Driving with my husband

Another child has flown the coop. Well, sort of. My child is traveling alone across country by plane, and will connect to another flight in an airport I’ve never been to. It has been a learning experience pointing out the stuff parents have done in advance for previous trips. A number of small significant items were left on the table as this child dashed out the door early this morning. Another child drove up and carried them away, two hours away, because it’s cheaper to fly from Indy than from Fort Wayne.

I prefer not to get up before dawn, so I was grateful to give the driving to a willing child. One of my older children loves driving; she even volunteered for it! The family rule is that the driver gets to control the music. She also loves having her tunes playing.

My husband enjoyed driving. At least, he didn’t mind it. For many years our standard plan was to drive several hours east to visit his family one year. The next year we would drive three days west to visit my family. This alternating pattern continued up until his death. We got to know the flat lands of Nebraska and the tree-filled hills of Pennsylvania really well.

I don’t like traveling. I got motion sick up until I learned to drive. When driving I don’t feel it, which is a blessing. My husband’s mother didn’t ever learn to drive; her husband and then her sons drove her everywhere she couldn’t walk. She walked to work at the school, she walked to church, she walked to the store. She got a ride to anywhere she’d have to carry a lot home: the Salvation Army store, Goodwill, Giant Eagle grocery store.

When my husband and I married, we were in Utah. If we went somewhere together, he drove. I was fine with that. But I drove to work, to the store, to church, to appointments and interviews all the time. He worked full time an hour away; there was public transportation, so he took it.

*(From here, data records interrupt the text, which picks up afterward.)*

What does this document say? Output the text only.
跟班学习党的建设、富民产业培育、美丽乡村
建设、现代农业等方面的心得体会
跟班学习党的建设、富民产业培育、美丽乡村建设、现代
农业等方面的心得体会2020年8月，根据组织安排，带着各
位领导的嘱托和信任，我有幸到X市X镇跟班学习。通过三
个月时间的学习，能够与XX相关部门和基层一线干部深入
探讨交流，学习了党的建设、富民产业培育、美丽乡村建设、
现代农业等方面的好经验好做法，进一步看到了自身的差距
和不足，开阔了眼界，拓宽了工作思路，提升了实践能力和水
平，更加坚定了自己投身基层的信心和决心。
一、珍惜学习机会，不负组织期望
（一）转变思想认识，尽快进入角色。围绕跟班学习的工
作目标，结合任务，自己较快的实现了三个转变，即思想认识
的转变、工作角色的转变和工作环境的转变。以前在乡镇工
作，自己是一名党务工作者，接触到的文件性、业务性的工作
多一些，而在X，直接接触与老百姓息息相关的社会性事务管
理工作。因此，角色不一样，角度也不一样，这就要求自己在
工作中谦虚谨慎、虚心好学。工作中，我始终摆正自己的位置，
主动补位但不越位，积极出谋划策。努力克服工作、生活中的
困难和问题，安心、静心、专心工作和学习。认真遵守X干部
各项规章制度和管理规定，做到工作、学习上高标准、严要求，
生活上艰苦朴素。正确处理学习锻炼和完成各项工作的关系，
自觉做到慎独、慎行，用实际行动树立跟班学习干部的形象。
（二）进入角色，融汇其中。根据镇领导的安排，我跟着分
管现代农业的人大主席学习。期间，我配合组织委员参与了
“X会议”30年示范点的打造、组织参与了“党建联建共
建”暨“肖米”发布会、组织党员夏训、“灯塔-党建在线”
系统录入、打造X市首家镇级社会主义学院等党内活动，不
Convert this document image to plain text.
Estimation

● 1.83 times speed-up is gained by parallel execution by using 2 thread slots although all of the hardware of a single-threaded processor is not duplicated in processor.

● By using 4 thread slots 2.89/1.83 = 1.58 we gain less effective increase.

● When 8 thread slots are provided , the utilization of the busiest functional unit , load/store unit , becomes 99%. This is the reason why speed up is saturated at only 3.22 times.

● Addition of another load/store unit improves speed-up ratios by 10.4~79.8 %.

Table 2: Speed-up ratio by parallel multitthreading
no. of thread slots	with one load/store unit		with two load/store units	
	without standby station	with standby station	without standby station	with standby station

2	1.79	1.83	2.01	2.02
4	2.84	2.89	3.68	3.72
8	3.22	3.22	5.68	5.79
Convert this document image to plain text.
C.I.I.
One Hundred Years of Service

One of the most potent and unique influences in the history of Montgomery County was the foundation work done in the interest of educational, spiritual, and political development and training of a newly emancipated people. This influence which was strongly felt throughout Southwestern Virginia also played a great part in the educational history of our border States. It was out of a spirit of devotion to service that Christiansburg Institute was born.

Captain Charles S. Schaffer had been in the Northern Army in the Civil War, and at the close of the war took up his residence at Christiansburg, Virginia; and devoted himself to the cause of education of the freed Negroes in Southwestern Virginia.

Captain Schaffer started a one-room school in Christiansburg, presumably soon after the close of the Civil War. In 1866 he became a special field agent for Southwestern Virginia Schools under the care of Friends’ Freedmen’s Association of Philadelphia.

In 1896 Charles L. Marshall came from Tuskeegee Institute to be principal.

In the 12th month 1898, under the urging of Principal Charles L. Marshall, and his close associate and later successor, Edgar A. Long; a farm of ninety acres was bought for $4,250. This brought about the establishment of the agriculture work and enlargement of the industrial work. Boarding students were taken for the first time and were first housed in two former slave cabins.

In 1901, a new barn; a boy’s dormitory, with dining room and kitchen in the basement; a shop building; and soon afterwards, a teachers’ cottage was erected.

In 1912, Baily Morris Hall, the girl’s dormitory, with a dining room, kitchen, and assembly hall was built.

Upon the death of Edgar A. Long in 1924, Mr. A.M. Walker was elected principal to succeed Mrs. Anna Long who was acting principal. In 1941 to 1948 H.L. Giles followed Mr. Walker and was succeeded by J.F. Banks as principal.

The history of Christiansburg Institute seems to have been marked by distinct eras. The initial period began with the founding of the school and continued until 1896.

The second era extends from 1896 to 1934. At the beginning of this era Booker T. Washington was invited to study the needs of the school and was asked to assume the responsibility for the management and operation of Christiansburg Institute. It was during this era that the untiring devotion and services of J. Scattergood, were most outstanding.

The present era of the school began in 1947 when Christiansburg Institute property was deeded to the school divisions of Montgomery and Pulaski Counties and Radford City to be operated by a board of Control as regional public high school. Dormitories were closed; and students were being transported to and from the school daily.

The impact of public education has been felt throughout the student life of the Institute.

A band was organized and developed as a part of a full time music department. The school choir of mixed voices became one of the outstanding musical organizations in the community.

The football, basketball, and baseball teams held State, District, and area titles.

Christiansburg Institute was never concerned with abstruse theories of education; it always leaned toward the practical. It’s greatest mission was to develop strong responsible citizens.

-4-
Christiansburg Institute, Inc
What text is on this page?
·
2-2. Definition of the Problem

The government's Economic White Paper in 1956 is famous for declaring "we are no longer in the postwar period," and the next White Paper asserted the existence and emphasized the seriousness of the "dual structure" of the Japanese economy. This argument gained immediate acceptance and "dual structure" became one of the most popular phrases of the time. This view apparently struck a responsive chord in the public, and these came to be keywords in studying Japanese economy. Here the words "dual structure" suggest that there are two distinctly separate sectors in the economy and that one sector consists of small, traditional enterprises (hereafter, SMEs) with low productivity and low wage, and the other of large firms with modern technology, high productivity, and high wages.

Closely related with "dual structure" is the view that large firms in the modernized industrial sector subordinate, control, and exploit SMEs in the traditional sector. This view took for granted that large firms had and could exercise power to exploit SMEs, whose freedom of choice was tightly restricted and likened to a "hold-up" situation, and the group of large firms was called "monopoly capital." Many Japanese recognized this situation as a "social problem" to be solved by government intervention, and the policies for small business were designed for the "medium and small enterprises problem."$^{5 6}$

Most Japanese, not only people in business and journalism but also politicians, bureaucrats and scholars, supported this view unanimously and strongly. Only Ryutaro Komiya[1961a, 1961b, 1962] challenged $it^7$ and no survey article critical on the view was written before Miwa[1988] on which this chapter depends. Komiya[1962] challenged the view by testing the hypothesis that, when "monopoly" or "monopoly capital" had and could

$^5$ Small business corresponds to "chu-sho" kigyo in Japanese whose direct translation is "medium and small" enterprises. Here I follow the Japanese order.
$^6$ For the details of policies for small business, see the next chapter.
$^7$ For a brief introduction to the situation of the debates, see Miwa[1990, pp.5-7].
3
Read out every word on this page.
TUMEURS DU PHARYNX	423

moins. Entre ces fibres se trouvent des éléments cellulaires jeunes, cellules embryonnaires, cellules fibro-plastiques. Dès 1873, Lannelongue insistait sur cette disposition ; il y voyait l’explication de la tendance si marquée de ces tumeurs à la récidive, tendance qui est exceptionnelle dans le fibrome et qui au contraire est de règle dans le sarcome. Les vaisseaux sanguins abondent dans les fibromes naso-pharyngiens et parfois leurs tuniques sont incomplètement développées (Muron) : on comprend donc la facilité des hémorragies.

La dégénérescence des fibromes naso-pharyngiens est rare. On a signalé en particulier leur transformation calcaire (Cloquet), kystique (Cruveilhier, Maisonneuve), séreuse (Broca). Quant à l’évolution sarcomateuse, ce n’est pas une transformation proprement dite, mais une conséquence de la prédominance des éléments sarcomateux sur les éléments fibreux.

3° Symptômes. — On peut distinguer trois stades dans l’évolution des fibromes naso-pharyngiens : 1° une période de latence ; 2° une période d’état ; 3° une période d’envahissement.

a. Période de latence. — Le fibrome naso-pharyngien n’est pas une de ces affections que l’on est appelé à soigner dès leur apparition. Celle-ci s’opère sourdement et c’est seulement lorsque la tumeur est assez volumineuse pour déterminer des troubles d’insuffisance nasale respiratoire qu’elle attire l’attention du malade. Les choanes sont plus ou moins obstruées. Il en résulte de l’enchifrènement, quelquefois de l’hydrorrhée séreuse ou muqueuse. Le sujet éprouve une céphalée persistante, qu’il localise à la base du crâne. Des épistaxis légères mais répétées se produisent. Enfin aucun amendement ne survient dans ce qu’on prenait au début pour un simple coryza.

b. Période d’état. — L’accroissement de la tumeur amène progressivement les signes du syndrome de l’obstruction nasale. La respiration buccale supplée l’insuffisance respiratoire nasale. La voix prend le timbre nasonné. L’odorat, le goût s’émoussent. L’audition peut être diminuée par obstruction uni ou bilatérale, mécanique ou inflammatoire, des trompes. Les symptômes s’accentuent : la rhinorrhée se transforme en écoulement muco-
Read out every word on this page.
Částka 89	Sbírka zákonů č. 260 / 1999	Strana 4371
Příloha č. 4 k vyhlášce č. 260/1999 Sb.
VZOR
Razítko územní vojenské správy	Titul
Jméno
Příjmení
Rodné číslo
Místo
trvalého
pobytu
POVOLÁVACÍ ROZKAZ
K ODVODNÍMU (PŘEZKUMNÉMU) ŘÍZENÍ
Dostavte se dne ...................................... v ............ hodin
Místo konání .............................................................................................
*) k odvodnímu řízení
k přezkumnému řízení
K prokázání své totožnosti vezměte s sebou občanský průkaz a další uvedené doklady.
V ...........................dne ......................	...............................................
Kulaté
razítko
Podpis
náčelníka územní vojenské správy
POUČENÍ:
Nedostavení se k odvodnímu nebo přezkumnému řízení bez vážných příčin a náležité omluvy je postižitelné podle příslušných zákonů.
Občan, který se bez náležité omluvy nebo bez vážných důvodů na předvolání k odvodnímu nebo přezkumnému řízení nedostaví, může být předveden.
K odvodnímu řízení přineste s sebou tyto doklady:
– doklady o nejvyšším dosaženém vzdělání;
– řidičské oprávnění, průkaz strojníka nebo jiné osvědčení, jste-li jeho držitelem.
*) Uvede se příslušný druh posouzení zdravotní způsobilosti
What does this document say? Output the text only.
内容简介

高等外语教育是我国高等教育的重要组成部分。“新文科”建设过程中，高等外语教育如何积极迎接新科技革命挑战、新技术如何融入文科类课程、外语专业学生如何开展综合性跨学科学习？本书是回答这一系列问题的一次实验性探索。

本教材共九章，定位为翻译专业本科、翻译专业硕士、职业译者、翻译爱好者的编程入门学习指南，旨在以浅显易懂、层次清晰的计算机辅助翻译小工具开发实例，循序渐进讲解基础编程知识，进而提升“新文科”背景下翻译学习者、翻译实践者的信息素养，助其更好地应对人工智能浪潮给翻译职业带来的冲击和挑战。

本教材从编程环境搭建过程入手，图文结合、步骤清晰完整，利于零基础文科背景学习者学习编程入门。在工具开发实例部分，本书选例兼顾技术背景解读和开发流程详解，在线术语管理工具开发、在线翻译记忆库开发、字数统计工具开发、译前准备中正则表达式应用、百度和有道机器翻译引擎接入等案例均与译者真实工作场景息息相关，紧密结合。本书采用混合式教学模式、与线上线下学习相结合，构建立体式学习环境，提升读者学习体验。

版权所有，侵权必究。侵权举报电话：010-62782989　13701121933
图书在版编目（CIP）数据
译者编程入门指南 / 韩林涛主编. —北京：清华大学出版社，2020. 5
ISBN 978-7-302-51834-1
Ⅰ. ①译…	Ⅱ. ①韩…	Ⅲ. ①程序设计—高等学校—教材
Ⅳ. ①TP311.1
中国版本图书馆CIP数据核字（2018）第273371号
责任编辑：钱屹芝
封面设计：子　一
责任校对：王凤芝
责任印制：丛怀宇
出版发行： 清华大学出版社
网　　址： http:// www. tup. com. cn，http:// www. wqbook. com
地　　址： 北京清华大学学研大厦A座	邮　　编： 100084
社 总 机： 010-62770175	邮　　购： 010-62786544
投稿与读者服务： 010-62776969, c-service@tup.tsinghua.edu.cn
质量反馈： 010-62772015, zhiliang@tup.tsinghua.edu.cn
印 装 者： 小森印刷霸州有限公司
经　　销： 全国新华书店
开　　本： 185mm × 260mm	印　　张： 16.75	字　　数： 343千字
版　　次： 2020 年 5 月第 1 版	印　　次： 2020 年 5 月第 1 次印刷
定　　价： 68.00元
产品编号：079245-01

Our first child was born there, but when he was a month old we moved to a small town in Pennsylvania. We had one car; my husband took it to work except when I had an appointment. Then I drove him back and forth so I’d have the car. Nine months later I totaled the car and we moved in with his parents.

They gave us a car for him to drive to work, and my father-in-law drove me to appointments. After six months we moved into my husband’s grandmother’s house, which was vacant, and we took turns using the car again. During all this time he drove whenever we were together, and I didn’t think anything of it.

Finally we reached financial stability enough to drive six hours away to the temple, and I was not exhausted… about the time our third child was a year old. Before that we attended the temple once or twice a year, on our anniversary, but I was always pumping milk or sleeping on the way. This time my husband drove, and drove, and drove… and I was awake, alert, willing and able to drive. He made the logical assumption, that he would be driving for six hours, with one or two stops to pee. I objected!

I wanted to drive. I was more than capable; by then I was routinely driving all three children to and from doctor’s appointments every month or so, plus trips to the grocery store and to Grandma’s house. My husband had to practically rewire his brain to let go of the steering wheel, he was so used to driving us both. Logically he knew I could drive safely. Intellectually he had nothing against me driving. But letting go and being driven, without controlling the car, was hard for him. He tried not to act like a backseat driver, but he was really nervous that first time. Besides wanting to drive, I had pried the car away from him because he was nodding off, weaving on the road, trying to stay awake. So he was tired and uneasy at the same time!

Well, we made it there and back. In future trips he started asking me if I wanted to drive, and I answered honestly. Often we talked over who felt the most awake and who wanted to drive through the toughest traffic. He took over the difficult Chicago traffic and I took the flats of Nebraska. We tried to be considerate of each other.

Oh how I wish he were here to drive me.